Auf Netflix erschien das Drama „Die verlorene Tochter“, das auf den Filmfestspielen von Venedig mit dem Preis für das beste Drehbuch ausgezeichnet wurde. Ist die Auszeichnung verdient und lohnt es sich, den Film anzusehen?
Der Film – das Regiedebüt von Maggie Gyllenhaal – erzählt von der Universitätsdozentin Leda Caruso, die auf der Suche nach Abgeschiedenheit einen Urlaub auf einem griechischen Kurort verbringt. Dort trifft sie die junge Mutter Nina, und diese Begegnung weckt in der Protagonistin vergessene Erinnerungen an die Vergangenheit.
„Die verlorene Tochter“ ist die Verfilmung der gleichnamigen Novelle der italienischen Schriftstellerin Elena Ferrante. Im Original heißt der Film The Lost Daughter, was wörtlich „verlorene Tochter“ bedeutet, und das spiegelt das Wesen des Dramas wohl besser wider als die in Russland vorgenommene Lokalisierung. Gyllenhaal untersucht die Widersprüchlichkeit der Beziehungen zwischen Eltern und Kindern und zeigt einen erbitterten Kampf zwischen Gegenwart und Vergangenheit.
Leda Caruso, die das Leben einer jungen Mutter mit ihrer Tochter beobachtet, projiziert das Geschehen auf sich selbst und taucht in vergessene Ereignisse vergangener Tage ein.
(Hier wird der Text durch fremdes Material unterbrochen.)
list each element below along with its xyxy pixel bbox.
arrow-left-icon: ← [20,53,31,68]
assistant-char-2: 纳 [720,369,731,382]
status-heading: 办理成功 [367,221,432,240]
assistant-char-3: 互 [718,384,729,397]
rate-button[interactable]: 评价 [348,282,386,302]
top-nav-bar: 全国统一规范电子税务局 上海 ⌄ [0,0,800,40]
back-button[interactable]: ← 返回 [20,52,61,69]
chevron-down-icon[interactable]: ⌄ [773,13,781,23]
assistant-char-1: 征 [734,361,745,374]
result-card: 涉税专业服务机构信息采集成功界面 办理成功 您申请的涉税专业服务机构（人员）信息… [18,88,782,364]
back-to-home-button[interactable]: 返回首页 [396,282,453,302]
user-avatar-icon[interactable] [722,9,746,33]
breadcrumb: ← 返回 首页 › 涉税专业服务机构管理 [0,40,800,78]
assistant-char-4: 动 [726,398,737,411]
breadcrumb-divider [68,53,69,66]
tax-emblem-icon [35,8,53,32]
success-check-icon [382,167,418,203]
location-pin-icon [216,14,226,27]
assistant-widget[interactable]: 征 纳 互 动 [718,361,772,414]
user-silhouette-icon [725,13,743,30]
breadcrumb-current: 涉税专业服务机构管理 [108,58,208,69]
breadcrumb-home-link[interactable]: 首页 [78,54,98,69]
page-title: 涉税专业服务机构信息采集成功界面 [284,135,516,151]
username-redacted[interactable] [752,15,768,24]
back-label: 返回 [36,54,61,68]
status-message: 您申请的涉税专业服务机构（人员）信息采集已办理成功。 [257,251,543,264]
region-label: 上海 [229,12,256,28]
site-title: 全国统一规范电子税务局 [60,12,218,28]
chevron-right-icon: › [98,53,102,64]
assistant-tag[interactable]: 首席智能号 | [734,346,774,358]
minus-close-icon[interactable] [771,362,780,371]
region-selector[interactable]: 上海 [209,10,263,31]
Hilflosigkeit, Müdigkeit, Einsamkeit, Egoismus und die Unmöglichkeit, über das eigene Leben zu verfügen, das nun untrennbar mit dem Kind verbunden ist – diese Gefühle durchleben die Mütter in Gyllenhaals Film. Bedauern und Enttäuschung, gleichberechtigt mit Freude und Glück, sind abwechselnd in den Augen von Olivia Colman und Jessie Buckley zu lesen – ein Duett zweier wunderbarer Schauspielerinnen, die eine Heldin spielen, die in verschiedenen Lebensabschnitten mit ihrer eigenen Widersprüchlichkeit zu kämpfen hat. Das ausdrucksstarke Spiel von Dakota Johnson ist der einzige Hinweis, um die Schauspielerin in den Zügen der jungen Mutter Nina zu erkennen, so sehr ist sie in die Rolle eingetaucht. Im Bild erscheint auch Ed Harris, der das elterliche Drama wunderbar mit seiner Schlichtheit und Freundlichkeit auflockert.
Nicht nur inhaltlich, sondern auch visuell teilt sich „Die verlorene Tochter“ in zwei Teile: Der erste ist heller, leichter, während im zweiten eine gewisse Beklemmung und Schwere spürbar ist. Zu Beginn dominieren warme, sanfte Farben, manchmal sogar gedämpft. Doch je tiefer Leda Caruso in ihre seelischen Abgründe eintaucht, desto kontrastreicher und kälter wird das Bild, es entsteht sogar eine spürbare Anspannung. In den letzten zehn Minuten zeigt Maggie Gyllenhaal, wohin die „persönliche Hölle“ die Heldin von Olivia Colman letztendlich geführt hat, welcher der beiden Teile in der Geschichte die Oberhand gewonnen hat.
Nicht jedem mag das Drama der Mutterschaft in dem Film „Die verlorene Tochter“ nahegehen, besonders wenn man keine entsprechende Erfahrung hat. Doch das Gefühl der Anteilnahme am Geschehen entsteht durch die Arbeit mit der Handkamera der Kamerafrau Hélène Louvart: Oft filmt sie nah und manchmal sogar unscharf. Ihre Aufnahmen gewinnen an Emotionalität, werden intimer und persönlicher. Es entsteht das Gefühl, als befände man sich neben den Heldinnen von Colman und Johnson auf dem griechischen Kurort. Und auch die Fragen, die im Film aufgeworfen werden, sind im Grunde verständlich und zeitlos.
Das psychologische Drama „Die verlorene Tochter“ beginnt recht gemächlich, die Erzählung ist langsam, stellenweise sogar gedehnt, und nimmt erst gegen Ende Fahrt auf. Aus diesem Grund könnte es langweilig sein, den inneren Konflikten von Olivia Colman und den vieldeutigen Blicken von Dakota Johnson zu folgen. Aber wenn man bedenkt, dass es sich um das Regiedebüt von Maggie Gyllenhaal handelt, ist eine solche Bedächtigkeit verzeihlich. Und mehr noch: Sie wird voll und ganz durch die Vielschichtigkeit der Geschichte wettgemacht, die nicht moralisieren will, sondern vielmehr zeigt, dass Menschen unvollkommene Wesen sind, die Mitgefühl verdienen.